Green pepper seeds can last up to 25 years in perfect conditions, but using the seeds within 2-5 years will give you the best germination rates. The older the seeds get, the less likely they will sprout. Store seeds in a cool, dark, dry environment – and plant them as soon as you can – the more years that go by, the less seeds will germinate, so you'll want to plant more seeds if they get to be more than 3-5 years old to ensure enough germination for the amount of plants you desire.
2. For fastest and most successful germination, keep your pepper seeds consistently warm and moist. The ideal temperature for sprouting is 80-90˚ F. We like to us e a seedling heat mat to keep the temperature warm. Once they sprout, you can pluck out extras and transplant them into their own pods – you only want one sprout per pot/pod.
3. Be patient.
Don't give up your green pepper seeds – peppers take longer than most vegetable seeds to sprout, some of the super hot pepper seeds like Carolina Reaper seeds can take 4-6 weeks to germinate, while fast growing green peppers can sprout in as little as 7-12 days. Keep them warm for the fastest germination!
4. Start Seeds Indoors 6-8 weeks before the last frost date.
Green peppers can only grow in warm weather, so it's good to start them early indoors to get a deep root system going before transplanting outside once the temperatures have warmed up to 50-60˚F at night consistently. If you can transplant them into larger pots to keep growing indoors you'll have bigger plants to plant in the garden ensuring faster harvests. You can even grow peppers year-round indoors if you have a good light setup! Many peppers can live for years if not exposed to frost or freezing temperatures.
One of the most common mistakes we see made with beginner and experienced gardeners alike is overwatering the pepper seedlings. Peppers despise wet, soggy roots. Let the soil dry out between watering for maximum pepper health and growth. Also be sure to use well-draining potting mix, seedling mix is ideal for starting seeds as it drains quickly. If you see droopy yellow leaves on your pepper plants, this is likely that your soil may be soggy, so feel the soil before watering and only water when dry.
6. Air Circulation and Movement are Important for indoor pepper seedlings!
Indoor seedlings can quickly die if the air is stagnant and there is no movement. To prevent damping off, a common ailment of seedlings that causes them to wither and die after sprouting, brush the seedlings daily with your hands or put a small fan on them. The movement and air circulation will help them grow stronger stems, not be as leggy, and prevent damping off. You'd be surprised, leggy seedlings are not always caused by lack of light, often with grow lights if seedlings do not have any movement or air circulation they get very leggy. So make sure to exercise them by brushing with your hand or giving them a fan! :) Learn more about Weak Pepper Seedlings »

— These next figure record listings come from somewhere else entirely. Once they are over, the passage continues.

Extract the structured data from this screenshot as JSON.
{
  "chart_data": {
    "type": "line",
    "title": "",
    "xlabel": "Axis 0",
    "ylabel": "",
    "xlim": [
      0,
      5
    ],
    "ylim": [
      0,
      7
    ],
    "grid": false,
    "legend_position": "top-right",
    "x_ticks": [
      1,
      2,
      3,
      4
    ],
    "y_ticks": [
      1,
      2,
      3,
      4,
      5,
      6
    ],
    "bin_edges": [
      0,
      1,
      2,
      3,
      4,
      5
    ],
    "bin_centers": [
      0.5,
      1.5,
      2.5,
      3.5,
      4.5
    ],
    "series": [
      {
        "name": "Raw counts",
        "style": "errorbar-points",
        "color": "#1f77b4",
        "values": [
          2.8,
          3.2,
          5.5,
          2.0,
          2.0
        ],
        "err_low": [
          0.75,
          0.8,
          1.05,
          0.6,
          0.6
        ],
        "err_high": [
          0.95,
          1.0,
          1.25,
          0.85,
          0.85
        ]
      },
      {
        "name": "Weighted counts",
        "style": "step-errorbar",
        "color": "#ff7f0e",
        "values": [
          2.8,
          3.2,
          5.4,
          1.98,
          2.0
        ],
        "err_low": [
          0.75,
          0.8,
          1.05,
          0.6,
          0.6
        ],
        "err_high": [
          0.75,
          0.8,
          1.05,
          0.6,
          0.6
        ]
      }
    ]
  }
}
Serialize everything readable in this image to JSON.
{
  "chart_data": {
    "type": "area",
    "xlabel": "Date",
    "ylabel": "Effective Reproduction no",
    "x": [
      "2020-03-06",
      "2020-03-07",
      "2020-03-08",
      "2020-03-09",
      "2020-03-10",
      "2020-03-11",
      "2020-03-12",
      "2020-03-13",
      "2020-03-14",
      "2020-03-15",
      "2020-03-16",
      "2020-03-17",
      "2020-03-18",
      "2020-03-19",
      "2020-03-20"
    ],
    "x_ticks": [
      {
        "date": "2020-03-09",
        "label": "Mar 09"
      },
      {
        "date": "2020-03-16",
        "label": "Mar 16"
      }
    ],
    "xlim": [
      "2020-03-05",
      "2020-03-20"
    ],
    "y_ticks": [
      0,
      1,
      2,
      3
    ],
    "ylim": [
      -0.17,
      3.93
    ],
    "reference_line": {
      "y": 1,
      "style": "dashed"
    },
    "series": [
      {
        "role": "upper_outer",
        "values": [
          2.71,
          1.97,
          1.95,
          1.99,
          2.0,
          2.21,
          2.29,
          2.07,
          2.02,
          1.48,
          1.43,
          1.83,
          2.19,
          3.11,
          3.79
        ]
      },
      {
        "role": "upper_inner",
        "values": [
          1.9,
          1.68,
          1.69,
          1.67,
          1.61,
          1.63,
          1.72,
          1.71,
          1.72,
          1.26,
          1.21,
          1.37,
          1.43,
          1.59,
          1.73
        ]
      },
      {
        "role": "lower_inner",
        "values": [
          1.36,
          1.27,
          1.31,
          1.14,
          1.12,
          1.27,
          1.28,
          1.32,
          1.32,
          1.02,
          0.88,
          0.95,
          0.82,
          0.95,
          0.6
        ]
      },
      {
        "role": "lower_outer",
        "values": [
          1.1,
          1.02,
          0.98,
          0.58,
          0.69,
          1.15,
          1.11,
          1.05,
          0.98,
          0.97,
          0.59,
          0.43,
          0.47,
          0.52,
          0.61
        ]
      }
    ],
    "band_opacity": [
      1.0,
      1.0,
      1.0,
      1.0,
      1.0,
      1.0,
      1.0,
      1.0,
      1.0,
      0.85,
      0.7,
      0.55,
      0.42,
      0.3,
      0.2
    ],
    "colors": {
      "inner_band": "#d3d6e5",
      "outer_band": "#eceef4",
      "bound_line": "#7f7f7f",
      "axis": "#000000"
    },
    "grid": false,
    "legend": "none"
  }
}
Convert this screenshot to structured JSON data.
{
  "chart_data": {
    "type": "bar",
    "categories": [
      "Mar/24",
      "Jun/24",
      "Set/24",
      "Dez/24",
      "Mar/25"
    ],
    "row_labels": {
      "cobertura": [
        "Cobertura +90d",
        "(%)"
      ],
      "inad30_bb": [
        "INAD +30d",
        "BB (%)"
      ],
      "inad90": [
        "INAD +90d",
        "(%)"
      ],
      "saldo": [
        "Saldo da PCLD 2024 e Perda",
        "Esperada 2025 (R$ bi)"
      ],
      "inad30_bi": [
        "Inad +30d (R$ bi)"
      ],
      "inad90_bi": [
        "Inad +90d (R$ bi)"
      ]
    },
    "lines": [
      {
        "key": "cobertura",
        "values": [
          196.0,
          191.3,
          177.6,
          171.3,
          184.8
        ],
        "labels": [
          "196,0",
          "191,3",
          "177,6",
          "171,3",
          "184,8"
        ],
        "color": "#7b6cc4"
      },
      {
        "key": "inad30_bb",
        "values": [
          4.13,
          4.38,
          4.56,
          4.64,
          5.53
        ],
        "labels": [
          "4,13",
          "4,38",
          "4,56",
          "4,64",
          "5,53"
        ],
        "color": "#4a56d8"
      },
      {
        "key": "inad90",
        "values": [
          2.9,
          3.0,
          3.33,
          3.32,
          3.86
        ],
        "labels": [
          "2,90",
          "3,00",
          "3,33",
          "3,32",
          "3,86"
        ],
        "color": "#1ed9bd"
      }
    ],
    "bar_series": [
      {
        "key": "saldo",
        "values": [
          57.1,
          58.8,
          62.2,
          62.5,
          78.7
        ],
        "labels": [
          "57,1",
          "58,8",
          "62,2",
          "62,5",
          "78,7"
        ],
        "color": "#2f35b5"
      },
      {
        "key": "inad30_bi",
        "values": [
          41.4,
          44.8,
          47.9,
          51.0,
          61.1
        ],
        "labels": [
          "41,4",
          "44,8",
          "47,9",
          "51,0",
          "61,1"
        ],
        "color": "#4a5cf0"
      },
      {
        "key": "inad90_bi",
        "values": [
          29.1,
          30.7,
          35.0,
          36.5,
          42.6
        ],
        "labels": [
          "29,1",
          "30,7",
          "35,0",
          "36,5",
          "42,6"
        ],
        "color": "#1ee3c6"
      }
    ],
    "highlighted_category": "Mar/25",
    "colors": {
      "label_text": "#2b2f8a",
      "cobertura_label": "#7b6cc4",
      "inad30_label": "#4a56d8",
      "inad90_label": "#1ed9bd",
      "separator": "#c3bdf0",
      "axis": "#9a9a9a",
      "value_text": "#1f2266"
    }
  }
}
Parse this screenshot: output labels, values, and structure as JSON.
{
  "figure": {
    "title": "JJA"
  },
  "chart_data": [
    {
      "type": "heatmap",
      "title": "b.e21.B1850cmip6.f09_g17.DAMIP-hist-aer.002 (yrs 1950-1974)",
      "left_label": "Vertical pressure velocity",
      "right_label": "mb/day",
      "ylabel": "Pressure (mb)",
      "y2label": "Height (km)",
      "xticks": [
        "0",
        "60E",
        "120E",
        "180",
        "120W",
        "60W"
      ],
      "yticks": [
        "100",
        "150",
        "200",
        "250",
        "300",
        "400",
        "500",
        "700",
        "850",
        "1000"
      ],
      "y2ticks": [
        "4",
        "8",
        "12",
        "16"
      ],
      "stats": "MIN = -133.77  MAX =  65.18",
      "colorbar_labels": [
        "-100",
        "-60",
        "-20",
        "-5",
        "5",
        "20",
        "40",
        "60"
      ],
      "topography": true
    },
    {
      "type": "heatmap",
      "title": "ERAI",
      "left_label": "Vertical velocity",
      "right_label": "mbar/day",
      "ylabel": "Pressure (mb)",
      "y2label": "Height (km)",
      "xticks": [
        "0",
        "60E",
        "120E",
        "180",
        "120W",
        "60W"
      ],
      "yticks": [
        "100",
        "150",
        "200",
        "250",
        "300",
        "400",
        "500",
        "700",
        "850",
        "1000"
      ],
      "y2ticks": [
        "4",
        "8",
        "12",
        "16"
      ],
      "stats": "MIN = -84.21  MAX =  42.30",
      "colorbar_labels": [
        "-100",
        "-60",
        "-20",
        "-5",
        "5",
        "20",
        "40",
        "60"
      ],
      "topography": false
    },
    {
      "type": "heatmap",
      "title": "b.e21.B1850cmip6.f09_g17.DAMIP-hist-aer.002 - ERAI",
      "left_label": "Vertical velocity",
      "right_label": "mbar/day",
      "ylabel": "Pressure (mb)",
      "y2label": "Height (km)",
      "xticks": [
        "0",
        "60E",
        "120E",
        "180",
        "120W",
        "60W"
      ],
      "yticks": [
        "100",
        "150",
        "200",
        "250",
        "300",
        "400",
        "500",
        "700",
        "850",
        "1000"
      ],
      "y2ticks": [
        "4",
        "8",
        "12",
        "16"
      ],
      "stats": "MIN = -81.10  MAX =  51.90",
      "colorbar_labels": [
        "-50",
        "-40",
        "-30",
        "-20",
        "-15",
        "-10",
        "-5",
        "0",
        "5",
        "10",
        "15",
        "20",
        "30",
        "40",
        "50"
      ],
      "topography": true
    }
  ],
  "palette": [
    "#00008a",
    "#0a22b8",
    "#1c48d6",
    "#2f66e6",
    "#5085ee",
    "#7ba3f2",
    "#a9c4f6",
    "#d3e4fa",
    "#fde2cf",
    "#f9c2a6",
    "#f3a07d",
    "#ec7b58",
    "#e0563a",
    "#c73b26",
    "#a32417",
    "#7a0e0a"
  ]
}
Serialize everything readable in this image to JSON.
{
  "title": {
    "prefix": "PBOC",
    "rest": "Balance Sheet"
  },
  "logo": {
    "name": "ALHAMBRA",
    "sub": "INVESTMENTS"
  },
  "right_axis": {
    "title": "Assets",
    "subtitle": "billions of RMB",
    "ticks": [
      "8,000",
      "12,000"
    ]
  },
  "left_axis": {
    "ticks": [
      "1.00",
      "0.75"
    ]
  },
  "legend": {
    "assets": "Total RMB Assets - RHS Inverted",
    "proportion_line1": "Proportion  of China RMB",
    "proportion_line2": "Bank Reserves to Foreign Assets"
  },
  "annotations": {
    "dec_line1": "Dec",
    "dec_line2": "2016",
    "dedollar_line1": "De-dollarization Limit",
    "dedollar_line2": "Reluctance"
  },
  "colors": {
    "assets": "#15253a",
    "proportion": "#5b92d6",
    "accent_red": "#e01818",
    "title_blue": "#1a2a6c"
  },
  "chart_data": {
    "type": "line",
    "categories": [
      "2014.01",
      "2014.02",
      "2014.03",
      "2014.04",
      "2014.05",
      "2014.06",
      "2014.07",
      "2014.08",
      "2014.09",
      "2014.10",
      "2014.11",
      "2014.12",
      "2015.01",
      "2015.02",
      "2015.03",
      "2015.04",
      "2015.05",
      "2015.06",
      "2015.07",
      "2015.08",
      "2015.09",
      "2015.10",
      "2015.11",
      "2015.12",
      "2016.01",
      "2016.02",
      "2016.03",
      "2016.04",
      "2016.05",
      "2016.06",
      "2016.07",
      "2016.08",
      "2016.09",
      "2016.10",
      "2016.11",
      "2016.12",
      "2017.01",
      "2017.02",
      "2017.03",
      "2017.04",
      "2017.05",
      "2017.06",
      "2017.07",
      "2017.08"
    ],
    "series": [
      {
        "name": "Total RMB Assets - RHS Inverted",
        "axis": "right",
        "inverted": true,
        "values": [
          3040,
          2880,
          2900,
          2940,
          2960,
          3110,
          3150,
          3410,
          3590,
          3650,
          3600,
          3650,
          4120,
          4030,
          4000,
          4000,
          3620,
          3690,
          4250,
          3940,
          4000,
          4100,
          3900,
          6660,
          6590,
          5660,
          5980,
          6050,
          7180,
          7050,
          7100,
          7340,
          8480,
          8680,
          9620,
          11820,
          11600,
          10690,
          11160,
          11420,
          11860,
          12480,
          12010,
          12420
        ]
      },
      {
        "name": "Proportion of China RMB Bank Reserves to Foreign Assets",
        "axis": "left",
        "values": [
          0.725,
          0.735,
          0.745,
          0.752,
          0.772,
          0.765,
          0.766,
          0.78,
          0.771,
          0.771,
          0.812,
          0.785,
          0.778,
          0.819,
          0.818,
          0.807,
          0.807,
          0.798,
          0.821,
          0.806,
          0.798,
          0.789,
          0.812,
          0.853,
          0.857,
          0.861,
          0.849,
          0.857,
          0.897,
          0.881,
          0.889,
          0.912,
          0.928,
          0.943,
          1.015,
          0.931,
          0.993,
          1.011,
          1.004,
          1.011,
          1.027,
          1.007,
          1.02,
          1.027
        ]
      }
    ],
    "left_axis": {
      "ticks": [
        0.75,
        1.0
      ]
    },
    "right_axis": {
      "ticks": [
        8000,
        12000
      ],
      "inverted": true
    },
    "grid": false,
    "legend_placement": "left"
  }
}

If you pinch off the first blossoms on your small pepper seedlings when they appear, the plants will put more energy into growing larger instead of growing peppers, which will result in a larger harvest later!
8. It is Very Important to Harden Off Pepper Plants before planting outdoors.
If you start green pepper seeds indoors, after it's warmed up enough outside, its good to bring them out at first for a few hours in dappled shade, and then work up to a full day in the sun over a series of days. This will acclimate them to the wind and sun so that they don't wither and suffer from shock. Then you can transplant them into the garden or container after they've gotten used to the sun's rays and strengthen their stems for the breezes. Learn more about Hardening Off Seedlings »
9. Plant in Full Sun!
Peppers don't do well in the shade, make sure they have at least 6-8 hours of sunlight.
10. Don't Overfertilize with Nitrogen:
Peppers do benefit from a regular feeding of a well-balanced, organic fertilizer or compost tea – but once they are larger, avoid high nitrogen fertilizers. Too much nitrogen will create lush foliage, but few blooms and therefore no peppers. Homemade compost is best for peppers!
11. Bring in pollinators with Flowers!
While peppers can self-pollinate with the wind, pollinators such as bumblebees can really help with larger harvest. Invite bees and attract beneficial insects by growing lots of native flowers around your pepper garden. Never use pesticides! Learn more about Pepper Pollination »
12. Harvesting Green Peppers
A lot of peppers are harvested at an immature stage such as the traditional green bell pepper – it's harvested green, even though most varieties will still mature to red, or purple, orange, and yellow. Green chile peppers can be harvested at any stage of growth, but their flavor gets better as they mature. Before picking peppers, we encourage you to pick just one pepper and taste it, if it still tastes green or bitter, let it ripen for another week or so before trying another pepper for the desired ripeness and flavor. The longer it matures on the plant, the more flavor (and sometimes heat) the pepper will have. Chile peppers flavors are also intensified by roasting!